Sevgili Peygamberimizin tebliğinde yer alan merhamet vurgusu yeniden okunmayı, üzerinde düşünülmeyi ve şiddetin açtığı yaralara merhem olarak sunulmayı beklemektedir. “Merhametlilerin en merhametlisi” tarafından insanlığın son ümidi olarak gönderilen Hz. Peygamber, birbirlerini sevme, birbirlerine merhamet ve şefkat göstererek bütünleşme konusunda “bir vücudun organlarından farksız olan” bir toplum oluşturmakla görevlendirilmiştir. “dedi.
Duygu yüklü konuşmaların ardından Prof. Dr Nevzat Aşık’ın konferansına geçildi. Prof. Dr. Nevzat Aşık’ın Hazreti Peygamberin genel öğretisinden bahsettiği, kadın ve çocuklara nasıl davranılması gerektiği hususunda bilgiler verdiği Konferans dikkatle takip edildi.
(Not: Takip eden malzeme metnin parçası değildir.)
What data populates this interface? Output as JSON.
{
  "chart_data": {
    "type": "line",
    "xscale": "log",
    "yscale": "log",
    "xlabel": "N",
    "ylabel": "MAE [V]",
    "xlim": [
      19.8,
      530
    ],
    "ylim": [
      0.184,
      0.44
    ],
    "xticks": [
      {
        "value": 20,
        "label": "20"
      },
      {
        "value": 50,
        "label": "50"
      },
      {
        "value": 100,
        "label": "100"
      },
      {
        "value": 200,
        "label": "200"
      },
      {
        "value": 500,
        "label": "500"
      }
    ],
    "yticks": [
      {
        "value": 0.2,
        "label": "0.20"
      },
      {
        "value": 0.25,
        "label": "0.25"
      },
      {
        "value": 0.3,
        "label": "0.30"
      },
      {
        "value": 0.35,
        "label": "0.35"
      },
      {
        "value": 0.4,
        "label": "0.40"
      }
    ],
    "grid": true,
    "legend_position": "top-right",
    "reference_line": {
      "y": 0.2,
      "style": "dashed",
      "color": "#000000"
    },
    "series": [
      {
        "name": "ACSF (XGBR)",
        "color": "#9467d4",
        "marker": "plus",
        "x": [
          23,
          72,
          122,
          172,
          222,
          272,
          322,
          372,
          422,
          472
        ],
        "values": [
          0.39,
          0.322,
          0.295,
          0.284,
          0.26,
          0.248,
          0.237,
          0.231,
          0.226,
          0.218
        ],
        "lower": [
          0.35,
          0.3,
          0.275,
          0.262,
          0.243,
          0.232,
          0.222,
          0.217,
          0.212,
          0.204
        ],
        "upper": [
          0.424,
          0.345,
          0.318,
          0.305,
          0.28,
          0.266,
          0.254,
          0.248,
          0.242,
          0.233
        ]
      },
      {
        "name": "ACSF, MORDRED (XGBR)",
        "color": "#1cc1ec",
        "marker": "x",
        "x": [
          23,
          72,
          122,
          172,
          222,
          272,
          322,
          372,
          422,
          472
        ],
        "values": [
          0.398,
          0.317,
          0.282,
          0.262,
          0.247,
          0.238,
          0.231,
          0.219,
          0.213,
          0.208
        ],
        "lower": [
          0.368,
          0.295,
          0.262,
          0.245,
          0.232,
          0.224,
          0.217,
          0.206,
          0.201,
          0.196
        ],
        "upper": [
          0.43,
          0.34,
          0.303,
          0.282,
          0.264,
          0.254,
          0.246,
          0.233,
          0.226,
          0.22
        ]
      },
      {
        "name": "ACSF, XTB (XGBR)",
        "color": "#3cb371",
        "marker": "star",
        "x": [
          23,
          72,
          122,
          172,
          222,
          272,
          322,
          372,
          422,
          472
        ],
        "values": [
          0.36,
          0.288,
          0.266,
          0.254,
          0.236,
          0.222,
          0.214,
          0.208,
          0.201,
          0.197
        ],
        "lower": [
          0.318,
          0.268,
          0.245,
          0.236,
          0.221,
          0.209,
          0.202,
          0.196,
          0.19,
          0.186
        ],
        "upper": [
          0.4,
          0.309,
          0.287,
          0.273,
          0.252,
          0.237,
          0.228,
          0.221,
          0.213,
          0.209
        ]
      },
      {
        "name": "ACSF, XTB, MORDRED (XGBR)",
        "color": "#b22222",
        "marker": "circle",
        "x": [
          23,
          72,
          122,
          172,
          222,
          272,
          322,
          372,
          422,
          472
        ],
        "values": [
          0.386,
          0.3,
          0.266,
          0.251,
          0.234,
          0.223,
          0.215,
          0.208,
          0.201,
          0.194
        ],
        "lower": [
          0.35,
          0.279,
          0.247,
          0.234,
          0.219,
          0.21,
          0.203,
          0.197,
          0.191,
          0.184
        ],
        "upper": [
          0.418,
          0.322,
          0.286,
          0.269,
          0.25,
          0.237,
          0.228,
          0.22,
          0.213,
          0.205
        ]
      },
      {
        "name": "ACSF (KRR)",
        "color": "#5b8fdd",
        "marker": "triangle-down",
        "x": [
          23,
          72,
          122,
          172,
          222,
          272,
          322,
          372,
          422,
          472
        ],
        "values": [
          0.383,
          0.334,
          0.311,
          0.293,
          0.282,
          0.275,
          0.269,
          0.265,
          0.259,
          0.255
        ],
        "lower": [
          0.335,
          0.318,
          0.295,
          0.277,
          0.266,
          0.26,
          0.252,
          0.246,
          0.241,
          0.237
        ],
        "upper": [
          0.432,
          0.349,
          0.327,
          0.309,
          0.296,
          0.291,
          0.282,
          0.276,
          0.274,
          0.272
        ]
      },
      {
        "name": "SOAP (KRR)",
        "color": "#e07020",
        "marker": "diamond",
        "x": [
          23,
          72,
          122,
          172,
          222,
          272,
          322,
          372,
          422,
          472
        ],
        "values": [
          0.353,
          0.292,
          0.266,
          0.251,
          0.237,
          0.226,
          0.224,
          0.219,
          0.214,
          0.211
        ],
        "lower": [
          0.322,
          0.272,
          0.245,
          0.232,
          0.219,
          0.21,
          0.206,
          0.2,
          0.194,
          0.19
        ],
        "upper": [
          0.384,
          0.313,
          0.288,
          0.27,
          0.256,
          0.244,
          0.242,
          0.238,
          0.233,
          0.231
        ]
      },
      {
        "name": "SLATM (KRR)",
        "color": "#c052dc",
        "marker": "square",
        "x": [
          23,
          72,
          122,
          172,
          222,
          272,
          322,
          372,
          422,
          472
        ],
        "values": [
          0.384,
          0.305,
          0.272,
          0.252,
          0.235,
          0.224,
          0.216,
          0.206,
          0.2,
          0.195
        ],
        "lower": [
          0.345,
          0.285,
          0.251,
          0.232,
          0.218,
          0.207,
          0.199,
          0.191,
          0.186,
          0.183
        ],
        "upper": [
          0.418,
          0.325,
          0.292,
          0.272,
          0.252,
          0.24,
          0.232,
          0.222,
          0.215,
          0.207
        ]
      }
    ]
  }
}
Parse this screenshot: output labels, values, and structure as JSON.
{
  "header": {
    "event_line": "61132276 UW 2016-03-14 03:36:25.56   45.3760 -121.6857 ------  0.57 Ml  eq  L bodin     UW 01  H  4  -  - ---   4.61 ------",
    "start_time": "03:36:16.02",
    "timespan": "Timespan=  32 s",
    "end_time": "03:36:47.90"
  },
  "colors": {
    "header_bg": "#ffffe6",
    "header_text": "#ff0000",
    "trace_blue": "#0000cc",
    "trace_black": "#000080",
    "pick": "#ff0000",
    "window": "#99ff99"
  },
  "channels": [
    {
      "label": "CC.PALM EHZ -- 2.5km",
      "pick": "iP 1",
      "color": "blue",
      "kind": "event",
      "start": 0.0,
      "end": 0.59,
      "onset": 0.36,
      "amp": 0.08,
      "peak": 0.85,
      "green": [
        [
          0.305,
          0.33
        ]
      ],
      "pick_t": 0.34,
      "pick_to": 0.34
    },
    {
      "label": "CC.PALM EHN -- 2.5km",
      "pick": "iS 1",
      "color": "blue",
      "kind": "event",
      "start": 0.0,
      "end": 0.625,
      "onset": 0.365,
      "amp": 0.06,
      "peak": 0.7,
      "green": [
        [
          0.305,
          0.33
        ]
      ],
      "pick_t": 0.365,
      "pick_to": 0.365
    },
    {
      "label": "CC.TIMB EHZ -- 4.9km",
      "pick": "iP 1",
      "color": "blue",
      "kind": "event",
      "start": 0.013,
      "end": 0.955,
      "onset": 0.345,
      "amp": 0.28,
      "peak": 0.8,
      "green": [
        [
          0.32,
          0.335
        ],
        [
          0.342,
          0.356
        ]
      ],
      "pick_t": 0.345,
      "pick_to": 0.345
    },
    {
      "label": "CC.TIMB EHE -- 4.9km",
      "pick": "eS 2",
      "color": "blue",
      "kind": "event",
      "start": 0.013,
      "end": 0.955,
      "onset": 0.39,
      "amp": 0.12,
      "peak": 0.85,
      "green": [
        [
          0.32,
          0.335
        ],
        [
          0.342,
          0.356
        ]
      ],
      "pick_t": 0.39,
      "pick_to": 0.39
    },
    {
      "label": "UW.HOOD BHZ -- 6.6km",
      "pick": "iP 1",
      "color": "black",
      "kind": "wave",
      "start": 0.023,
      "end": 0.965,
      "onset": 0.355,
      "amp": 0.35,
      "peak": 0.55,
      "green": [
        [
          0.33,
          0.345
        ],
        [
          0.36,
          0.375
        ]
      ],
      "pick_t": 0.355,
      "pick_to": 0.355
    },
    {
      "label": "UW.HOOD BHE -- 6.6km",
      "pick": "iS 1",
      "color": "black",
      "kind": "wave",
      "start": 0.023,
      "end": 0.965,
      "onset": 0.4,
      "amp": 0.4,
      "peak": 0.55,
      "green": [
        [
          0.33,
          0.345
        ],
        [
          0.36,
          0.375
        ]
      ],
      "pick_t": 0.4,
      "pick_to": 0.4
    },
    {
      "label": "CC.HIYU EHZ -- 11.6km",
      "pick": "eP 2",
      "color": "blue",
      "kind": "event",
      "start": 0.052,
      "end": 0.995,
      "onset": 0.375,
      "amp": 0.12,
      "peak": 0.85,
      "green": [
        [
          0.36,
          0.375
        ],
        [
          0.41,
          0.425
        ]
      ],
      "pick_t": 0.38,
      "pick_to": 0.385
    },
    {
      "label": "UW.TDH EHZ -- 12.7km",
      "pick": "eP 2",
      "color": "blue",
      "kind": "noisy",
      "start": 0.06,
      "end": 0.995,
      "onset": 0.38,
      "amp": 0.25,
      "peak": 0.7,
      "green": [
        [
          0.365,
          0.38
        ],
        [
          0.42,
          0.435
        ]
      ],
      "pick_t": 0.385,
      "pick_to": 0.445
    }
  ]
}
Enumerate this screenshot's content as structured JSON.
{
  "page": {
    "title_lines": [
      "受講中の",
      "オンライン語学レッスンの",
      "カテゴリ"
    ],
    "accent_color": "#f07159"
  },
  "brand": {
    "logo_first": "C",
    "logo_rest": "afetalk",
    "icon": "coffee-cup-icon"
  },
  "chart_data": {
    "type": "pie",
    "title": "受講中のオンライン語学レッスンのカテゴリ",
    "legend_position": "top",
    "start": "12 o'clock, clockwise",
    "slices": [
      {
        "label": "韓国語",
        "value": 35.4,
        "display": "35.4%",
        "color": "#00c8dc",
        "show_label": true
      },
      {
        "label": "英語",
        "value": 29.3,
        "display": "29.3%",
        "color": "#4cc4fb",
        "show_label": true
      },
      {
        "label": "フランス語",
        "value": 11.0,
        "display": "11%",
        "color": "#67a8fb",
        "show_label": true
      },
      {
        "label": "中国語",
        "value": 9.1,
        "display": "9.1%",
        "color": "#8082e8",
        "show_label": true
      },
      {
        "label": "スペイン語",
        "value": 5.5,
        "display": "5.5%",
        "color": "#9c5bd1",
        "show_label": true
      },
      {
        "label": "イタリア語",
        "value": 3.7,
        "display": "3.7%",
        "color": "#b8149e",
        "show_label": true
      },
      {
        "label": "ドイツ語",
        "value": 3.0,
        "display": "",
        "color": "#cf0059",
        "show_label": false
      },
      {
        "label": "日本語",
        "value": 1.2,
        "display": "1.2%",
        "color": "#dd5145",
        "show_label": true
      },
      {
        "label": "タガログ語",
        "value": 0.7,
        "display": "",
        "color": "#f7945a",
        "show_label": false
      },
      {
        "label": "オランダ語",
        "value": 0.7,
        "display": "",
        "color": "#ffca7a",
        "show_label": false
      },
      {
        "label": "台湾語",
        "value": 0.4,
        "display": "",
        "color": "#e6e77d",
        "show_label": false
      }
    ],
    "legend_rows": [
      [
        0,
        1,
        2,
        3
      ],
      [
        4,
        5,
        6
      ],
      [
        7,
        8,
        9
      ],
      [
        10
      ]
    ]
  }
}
Prof. Dr. Nevzat Aşık, İslam’dan önceki toplumda, kadının kölenin, cariyenin ve hizmetçinin hiçbir değeri, hatta adı bile yoktu. Bunlar pazarlarda alınıp satılabilen birer maldı. Hz. Ömer’in: “ Biz cahiliye döneminde kadınları insan yerine koymazdık. İslamiyet gelince ve Allah onlar hakkında ayetler indirince, onların bizim üzerimizde hakları olduğunu gördük.” Sözü bu gerçeği bütün çıplaklığıyla gözlen önüne sermektedir.
Durum böyleyken Hz. Peygamberin, “Kadında bir insandır, köle, cariye ve hizmetçiler de birer insan olarak yaklaşımı ve merhameti büyük bir inkılâp yankısı uyandırmıştır.
İmar, ıslah ve irade, bilgi ve irfanla olur. Nitekim ilk Halife Adem, Meleklere ilimle üstün gelmiştir. İlim, esastır. Maddi ve manevi ilerlemenin, kalkınmanın şartı ilim ve sanattır. İlim, irfan ve sanatta geri olanlar, ilerleme kaydedemezler. Hz. Peygamber (s.a.v.), ilk Müslümanları öncelikle cehaletin köleliğinden kurtarmaya çalışmıştır. Ve “Sadakaların en faziletlisi, insanın ilim öğrenmesi, sonra da onu bir başka kardeşini öğretmesidir.” buyurmuştur.
Sevgi, Allah tarafından insana verilmiş en önemli duygudur. Bu ulvi duyguyu en ideal anlamda yaşayabilen tek varlık, insandır.
Hz. Peygamber’in sevgi, şefkat ve merhameti toplumdaki yetim ve kimsesiz çocukları da kuşatmıştır. Sevgi ve şefkat, insan kalbinin merhemidir. Sevgi, saygı ve merhamet duygusundan uzak olan kimseler, katı yürekli olmanın yolunu tutmuşlar demektir. Bu duruma düşenler derhal bundan kurtulmanın çarelerini aramaya koyulmalıdırlar.
Hz. Peygamber’e bir sahâbî gelerek kalbinin katılaştığını hissettiğinden şikâyet etti. Allah elçisi ona: “Kalbini yumuşamasını istersen yoksulları doyur ve yetim başı okşa ,” buyurdu.
“Müslümanlar arasından bir yetimi alıp yediren, içiren kimse affedilmeyecek bir günah işlememişse elbette Allah onu cennetine koyacaktır,” gibi sözler, Hz. Peygamber (s.a.v.)’in bu konudaki hadislerinden sadece bir kaçıdır.
Adana da büyük yankı uyandıran konferans memnuniyetle karşılandı. Halk büyük ilgi göstermiş bu gibi programların adedinin çoğalmasını arzu etmişlerdir.
Konferans, İlçe Müftüsü Abdullah Demir’in Prof. Dr. Nevzat Aşık’a çiçek verip teşekkür etmesiyle son buldu.